Pricing Call Option on Coupon Bond under Vasicek

Question

Consider a the Vascicek model, and let A and B denote the functions such that $P(t,T)=\exp(A(t,T)-B(t,T)r(t))$. We now look at a coupon bond that makes deterministic payments $\alpha_1,...,\alpha_N$ at dates $T_1,...,T_N$. Clearly the price of this coupon bond is $$\pi^c(t)=\sum_{i|T_i<t}\alpha_i P(t,T_i)$$.

Assume $K$ as the strike of an expiry-T European call option on the coupon bond.

Show that there exists $r*\in\mathbb{R}$ such that $\pi^c(T)\geqslant K$ if and only if $r(T)\leqslant r*$. Define the adjusted strikes via $K_i=\exp(A(T,T_i)-B(T,T_i)r*)$ Show that the pay-off of the call can be writte as:

$$(\pi^c(T)-K)^+=\sum_{i|T_i<t}\alpha_i (P(T,T_i)-K_i)^+$$

My attempt: $\sum_{i|T_i<t}\alpha_i P(t,T_i)\geqslant K \implies\sum_{i|T_i<t}\alpha_i\exp(A(T,T_i)-B(T,T_i)r(T)) \geqslant K $

I tried to solve this equation for r(T) by taking the logratihtms but it does not work because I get $log(\sum_{i|T_i<t}\alpha_i\exp(A(T,T_i)-B(T,T_i)r(T)))$.

Question:

How should I solve this problem?

Thanks in advance!

Answer 1

It seems to me what you want to prove is the Jamshidian's trick.

We know that the function $\Bbb R \ni r \to \exp(A(t,T)-B(t,T)r)$ is monotone and if $B(t,T) \neq 0$ (If my memory is good, normally, $B(t,T)>0$) then this function gets value in $(0,+\infty)$.

Then the function $\Bbb R \ni r \to \pi^c(t,r)=\sum_{i|T_i<t}\alpha_i P(t,T_i,r)$ is also decreasing (because $B(t,T)>0$).
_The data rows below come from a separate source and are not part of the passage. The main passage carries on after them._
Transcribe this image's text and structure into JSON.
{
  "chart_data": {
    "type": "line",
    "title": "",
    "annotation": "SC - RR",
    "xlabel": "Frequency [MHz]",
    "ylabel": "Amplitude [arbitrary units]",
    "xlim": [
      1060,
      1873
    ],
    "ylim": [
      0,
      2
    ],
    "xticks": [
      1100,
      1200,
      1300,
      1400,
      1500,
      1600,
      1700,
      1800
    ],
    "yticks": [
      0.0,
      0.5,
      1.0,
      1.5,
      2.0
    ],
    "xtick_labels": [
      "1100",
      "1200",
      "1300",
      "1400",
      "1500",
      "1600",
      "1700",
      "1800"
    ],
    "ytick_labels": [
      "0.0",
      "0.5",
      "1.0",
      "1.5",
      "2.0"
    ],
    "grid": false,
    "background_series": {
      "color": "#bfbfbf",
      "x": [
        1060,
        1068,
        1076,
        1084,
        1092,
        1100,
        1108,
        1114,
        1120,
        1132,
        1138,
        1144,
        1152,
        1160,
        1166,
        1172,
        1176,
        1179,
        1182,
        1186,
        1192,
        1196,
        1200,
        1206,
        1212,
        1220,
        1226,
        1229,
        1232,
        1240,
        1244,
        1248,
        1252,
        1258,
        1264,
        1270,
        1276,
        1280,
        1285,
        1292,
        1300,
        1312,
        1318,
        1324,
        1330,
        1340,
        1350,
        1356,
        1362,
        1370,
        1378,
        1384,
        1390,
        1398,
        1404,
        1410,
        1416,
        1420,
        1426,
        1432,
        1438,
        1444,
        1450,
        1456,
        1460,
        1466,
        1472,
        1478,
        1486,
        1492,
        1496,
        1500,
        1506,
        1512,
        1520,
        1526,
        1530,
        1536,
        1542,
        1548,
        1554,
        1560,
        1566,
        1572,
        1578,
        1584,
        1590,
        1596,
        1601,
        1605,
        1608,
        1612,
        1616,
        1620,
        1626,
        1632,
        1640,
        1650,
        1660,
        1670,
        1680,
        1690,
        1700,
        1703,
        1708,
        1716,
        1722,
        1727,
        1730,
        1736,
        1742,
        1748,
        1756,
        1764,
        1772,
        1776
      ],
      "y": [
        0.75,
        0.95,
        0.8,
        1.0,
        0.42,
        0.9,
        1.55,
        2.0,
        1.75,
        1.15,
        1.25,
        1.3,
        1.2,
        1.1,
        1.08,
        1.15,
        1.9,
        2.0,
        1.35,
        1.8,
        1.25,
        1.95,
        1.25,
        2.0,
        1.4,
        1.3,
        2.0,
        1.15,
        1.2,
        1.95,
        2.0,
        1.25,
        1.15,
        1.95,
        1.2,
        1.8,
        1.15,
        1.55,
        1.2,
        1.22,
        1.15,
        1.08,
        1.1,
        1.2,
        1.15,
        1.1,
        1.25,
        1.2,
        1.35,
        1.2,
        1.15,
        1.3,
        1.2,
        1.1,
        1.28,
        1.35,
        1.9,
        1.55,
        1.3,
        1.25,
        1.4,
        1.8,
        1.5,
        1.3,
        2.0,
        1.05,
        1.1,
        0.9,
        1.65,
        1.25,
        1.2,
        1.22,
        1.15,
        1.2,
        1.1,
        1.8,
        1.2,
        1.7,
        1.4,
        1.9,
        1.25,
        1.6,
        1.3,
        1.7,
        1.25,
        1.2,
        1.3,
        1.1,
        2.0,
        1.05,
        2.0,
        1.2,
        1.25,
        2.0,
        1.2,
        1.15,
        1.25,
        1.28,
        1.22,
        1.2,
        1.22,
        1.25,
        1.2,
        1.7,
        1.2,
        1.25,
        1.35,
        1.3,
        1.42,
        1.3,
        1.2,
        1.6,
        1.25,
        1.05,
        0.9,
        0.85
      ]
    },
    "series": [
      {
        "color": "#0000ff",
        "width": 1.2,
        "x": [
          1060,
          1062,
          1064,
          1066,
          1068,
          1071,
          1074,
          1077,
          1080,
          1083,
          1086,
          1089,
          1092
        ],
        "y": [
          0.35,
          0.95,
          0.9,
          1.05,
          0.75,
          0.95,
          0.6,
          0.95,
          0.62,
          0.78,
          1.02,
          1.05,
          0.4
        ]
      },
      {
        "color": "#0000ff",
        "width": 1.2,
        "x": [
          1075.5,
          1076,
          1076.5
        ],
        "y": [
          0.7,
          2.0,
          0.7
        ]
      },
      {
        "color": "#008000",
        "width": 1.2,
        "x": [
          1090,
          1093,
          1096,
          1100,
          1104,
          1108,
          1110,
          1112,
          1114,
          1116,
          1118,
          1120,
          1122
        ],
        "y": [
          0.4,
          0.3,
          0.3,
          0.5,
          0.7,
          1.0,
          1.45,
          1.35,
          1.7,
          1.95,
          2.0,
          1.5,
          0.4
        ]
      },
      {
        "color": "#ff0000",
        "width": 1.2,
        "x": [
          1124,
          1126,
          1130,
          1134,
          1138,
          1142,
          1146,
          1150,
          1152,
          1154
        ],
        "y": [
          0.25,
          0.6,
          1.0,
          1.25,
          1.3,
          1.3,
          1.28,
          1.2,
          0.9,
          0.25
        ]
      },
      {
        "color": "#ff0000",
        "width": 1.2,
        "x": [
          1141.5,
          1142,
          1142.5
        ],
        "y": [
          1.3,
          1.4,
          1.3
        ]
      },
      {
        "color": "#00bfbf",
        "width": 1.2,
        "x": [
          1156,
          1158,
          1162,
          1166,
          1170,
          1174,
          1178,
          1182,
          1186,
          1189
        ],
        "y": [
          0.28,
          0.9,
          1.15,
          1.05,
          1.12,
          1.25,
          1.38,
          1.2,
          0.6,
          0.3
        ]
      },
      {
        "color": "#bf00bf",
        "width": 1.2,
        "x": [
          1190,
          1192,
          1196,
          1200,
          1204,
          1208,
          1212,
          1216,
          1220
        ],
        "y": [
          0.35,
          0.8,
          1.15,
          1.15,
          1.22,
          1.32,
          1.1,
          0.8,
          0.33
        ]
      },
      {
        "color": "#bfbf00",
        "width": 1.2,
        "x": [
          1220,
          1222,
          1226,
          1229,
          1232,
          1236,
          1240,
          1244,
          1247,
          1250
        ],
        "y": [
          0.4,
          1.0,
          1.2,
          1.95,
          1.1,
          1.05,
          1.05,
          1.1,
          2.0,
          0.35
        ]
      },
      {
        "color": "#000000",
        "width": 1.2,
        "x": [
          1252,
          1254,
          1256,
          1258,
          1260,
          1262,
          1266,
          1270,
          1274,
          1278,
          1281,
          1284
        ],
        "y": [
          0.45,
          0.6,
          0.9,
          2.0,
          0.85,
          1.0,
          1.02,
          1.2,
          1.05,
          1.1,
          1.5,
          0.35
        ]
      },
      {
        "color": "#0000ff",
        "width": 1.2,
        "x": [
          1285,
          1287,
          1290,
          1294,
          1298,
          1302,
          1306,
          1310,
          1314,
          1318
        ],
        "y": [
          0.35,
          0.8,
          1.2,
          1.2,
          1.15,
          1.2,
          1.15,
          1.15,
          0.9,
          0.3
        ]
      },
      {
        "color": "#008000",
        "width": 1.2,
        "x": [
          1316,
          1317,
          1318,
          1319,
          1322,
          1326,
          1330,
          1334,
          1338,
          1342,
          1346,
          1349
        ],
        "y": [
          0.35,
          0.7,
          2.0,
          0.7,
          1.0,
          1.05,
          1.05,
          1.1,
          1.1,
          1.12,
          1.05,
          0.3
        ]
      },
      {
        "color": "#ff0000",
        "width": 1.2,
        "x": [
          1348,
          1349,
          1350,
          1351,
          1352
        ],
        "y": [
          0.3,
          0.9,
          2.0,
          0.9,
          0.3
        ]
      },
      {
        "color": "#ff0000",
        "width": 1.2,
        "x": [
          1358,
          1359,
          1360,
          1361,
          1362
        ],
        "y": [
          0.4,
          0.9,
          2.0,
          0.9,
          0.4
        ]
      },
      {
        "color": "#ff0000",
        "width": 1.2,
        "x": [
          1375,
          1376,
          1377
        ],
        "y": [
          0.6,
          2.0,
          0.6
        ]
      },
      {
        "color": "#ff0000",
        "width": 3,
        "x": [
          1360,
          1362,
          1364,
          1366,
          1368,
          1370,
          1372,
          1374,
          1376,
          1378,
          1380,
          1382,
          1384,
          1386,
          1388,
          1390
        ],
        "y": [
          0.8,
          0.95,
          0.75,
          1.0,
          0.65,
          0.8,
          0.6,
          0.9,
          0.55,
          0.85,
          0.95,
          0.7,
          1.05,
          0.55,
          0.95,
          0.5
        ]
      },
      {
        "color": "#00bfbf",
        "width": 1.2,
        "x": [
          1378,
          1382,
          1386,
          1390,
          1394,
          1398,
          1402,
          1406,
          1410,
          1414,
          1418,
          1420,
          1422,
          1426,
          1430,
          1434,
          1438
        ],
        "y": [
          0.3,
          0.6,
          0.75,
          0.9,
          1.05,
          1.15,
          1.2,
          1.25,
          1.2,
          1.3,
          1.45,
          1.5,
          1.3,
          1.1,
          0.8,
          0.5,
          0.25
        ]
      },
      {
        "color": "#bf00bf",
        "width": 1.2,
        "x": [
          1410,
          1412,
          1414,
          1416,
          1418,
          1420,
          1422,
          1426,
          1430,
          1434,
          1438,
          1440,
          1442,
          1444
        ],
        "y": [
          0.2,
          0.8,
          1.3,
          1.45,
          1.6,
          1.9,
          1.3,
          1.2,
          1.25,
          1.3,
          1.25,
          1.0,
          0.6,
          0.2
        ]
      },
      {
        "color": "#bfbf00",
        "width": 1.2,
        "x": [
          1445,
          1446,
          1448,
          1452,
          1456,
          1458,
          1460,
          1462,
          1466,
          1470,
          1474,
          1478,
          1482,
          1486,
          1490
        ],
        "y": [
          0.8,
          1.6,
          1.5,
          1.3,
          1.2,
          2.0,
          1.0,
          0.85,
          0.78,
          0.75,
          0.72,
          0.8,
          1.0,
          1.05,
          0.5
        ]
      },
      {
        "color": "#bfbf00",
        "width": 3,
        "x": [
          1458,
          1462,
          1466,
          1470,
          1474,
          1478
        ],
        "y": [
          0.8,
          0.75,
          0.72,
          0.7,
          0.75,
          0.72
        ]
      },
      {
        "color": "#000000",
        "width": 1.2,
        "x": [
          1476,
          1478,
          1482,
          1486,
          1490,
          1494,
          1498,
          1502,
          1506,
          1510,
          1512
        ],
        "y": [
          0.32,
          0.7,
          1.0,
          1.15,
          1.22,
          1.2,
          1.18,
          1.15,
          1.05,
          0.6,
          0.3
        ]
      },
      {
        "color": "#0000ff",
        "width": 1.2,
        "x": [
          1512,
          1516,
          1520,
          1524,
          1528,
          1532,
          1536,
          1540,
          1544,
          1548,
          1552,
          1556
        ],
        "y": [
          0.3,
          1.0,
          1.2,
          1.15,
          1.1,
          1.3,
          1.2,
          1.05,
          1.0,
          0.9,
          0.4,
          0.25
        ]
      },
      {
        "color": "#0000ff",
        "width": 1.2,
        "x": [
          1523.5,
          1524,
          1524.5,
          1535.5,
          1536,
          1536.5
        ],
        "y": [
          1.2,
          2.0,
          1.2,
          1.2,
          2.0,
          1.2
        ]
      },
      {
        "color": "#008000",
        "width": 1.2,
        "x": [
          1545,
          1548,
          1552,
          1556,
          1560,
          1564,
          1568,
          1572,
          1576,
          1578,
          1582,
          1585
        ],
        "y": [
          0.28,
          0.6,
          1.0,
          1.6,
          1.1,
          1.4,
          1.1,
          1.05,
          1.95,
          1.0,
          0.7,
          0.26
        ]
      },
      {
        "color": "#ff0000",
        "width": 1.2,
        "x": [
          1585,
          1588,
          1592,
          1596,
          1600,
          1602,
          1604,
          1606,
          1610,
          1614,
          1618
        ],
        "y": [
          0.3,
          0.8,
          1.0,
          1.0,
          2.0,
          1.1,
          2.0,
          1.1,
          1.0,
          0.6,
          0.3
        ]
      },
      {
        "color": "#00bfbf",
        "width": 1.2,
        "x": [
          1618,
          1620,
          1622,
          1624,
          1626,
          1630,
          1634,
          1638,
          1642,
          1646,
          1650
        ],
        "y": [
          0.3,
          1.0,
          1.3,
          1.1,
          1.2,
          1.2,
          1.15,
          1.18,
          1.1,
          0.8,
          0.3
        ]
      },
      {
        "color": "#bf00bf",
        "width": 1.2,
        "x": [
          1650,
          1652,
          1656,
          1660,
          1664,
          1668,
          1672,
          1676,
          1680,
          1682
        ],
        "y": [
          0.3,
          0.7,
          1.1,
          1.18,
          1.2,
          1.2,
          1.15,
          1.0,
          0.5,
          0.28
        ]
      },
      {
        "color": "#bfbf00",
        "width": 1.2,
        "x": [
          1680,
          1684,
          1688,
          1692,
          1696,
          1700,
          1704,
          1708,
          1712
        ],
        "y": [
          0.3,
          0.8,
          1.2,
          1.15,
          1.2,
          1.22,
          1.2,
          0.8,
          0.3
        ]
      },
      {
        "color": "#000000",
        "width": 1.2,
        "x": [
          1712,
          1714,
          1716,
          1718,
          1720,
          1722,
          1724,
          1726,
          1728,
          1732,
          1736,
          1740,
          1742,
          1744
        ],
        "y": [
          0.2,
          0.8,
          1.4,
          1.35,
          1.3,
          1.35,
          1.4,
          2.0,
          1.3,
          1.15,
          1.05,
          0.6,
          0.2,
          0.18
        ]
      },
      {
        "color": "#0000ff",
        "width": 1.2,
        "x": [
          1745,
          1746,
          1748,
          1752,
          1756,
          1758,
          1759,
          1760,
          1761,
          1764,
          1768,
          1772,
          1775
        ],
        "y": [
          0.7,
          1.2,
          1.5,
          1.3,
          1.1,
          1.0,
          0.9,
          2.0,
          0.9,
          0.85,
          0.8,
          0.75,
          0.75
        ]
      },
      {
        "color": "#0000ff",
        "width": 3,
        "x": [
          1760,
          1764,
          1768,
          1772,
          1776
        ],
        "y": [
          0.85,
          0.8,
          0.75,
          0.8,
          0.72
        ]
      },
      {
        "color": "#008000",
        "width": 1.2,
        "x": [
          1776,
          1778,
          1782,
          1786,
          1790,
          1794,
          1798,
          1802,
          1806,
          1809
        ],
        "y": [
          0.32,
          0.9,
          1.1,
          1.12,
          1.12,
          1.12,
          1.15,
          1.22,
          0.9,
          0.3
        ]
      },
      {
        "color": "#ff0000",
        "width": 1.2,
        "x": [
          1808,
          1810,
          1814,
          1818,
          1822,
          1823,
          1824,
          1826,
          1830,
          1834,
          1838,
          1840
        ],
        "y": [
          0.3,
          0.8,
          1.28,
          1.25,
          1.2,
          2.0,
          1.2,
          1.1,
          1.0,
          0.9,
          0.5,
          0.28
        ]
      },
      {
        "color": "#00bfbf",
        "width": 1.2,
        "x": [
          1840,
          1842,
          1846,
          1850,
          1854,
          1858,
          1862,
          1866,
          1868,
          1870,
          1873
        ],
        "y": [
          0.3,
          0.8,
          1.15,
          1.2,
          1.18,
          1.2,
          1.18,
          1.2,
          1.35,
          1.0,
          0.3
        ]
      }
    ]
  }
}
Then for all $K \in \Bbb R^*$, there exists one and only one value $r^*$ such that $\pi^c(t,r^*) = K$. And because the function $\pi^c(t,r)$ is decresing then $\pi^c(t,r^*) \ge K$ for all $r <r^*$ (1).

From (1), it's evident that \begin{align} (\pi^c(T)-K)^+ &= (\sum_{i|T_i<t}\alpha_i P(t,T_i,r)-\sum_{i|T_i<t}\alpha_i P(t,T_i,r^*))^+ \\ &=\left( \sum_{i|T_i<t}\alpha_i \left( P(t,T_i,r)- P(t,T_i,r^*)\right) \right)^+ \\ &= \sum_{i|T_i<t}\alpha_i \left( P(t,T_i,r)- P(t,T_i,r^*)\right)^+ \tag{2} \\ \end{align}

If we denote $K_i=\exp(A(T,T_i)-B(T,T_i)r*)$, then (2) is equivalent to $$(\pi^c(T)-K)^+ = \sum_{i|T_i<t}\alpha_i \left( P(t,T_i,r)- K_i\right)^+$$